Video games in general and MMOs in particular tend to identify less with characters, more with settings or styles. There are relatively few Marios or Lara Crofts and fewer of those seem to make the transition across the generations that we see so often in older media.
When it comes to franchises, though, there seems to be no such reluctance. Eliot chides "
Do you like Final Fantasy XIV? It’s going to shut down" but I notice he doesn't make any such claims for the Final Fantasy franchise itself, even though its ultimate demise is as assured as that of all things.
There was much wailing and rending of garments when Daybreak Games cut the rope on
EQNext but it would be a brave and most likely foolish commentator who'd take that commercial decision to signal the end of EverQuest as a commercial entity. Franchises measure their lifespans not in decades but in centuries; myths in millennia.
Commerciality is anyway only a part of it. Yes, when MMOs cease to make money for their owners they will be ended. As NCSoft so inelegantly demonstrated with
City of Heroes, even making a profit isn't always enough to keep the lights on.
Life isn't all about making money, though, and neither is running an MMO. Sometimes MMOs carry on even though you can't imagine how they could.
Alganon is still running. So is
The Hammers End. Sometimes they become
community projects and grow.
Even if there's no official afterlife, when the money stops coming in it doesn't mean the games just disappear. Leaving aside the ever-growing hinterland of Let's Plays and other love-letters from the past to the future, from the
sanctioned to the
forbidden to the apparently
overlooked there's a whole shadow world out there, where lost MMOs live on in more than just memory.
It may be orders of magnitude more difficult to create fan-made MMOs than fan fiction but it's not so hard there aren't people
doing it. And just as tribute bands can not only pull a crowd but eventually become
legitimized by osmosis so the emulator may eventually become the new original.

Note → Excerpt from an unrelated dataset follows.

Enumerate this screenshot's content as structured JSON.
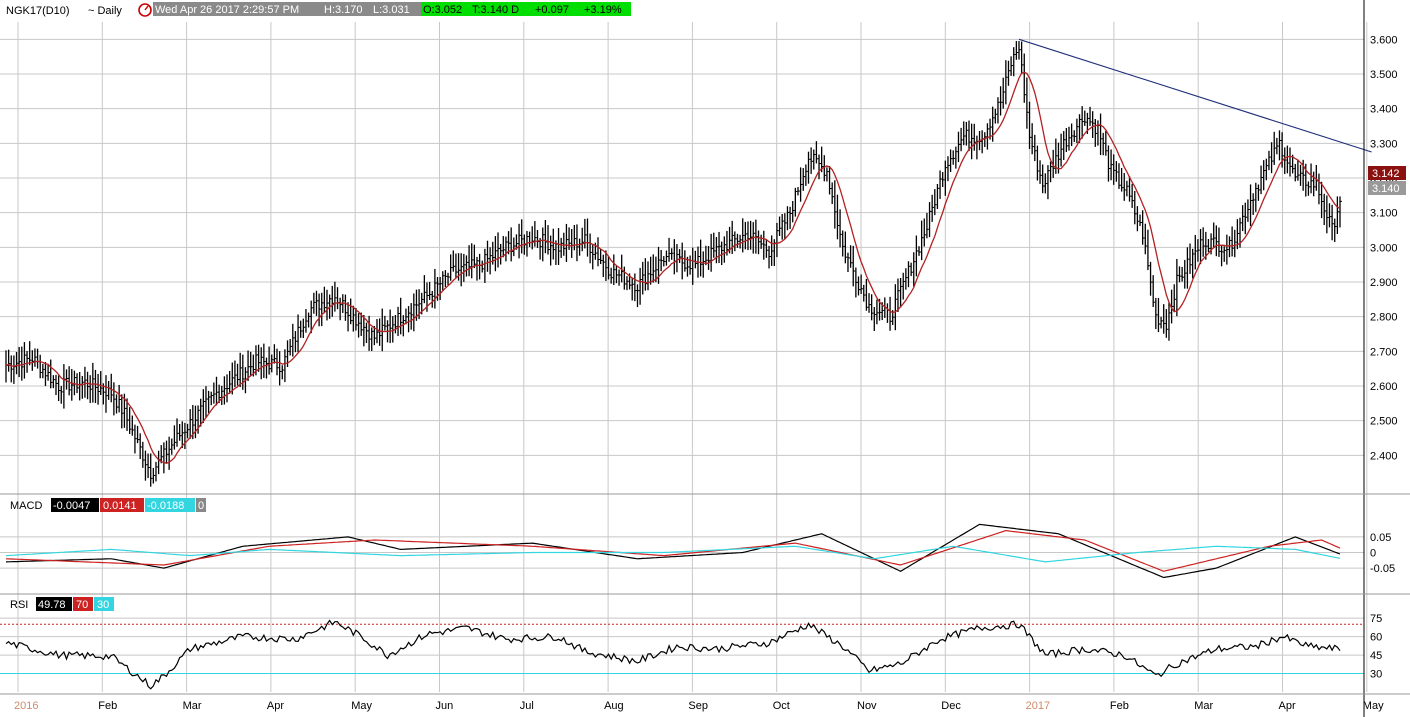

It's true, as Eliot says, that "
your favorite MMO is going to die". It dies every day. The
World of Warcraft you play tonight isn't the
WoW you played last month, last year, last decade. If what you seek is stasis then you're ever out of luck and, really, what were you doing looking here in the first place?
It's also very sadly true that not all MMOs attain the critical mass required to sustain a life beyond their immediate commercial end... or so I was about to suggest.
I lack faith. The universe chides me.
Searching my memory for a long-forgotten MMO to use as an example I hit on
Crowns of Power. I googled it to be sure I'd remembered the name correctly. I had. Almost unbelievably
it's back.
Read
the MMORPG.com story explaining how this supposedly unloved, unlamented, scarcely noticed MMO failed to go quietly into the night. It exemplifies everything I've been struggling to express. I thought I had more to say but after that I don't think there's anything I can add.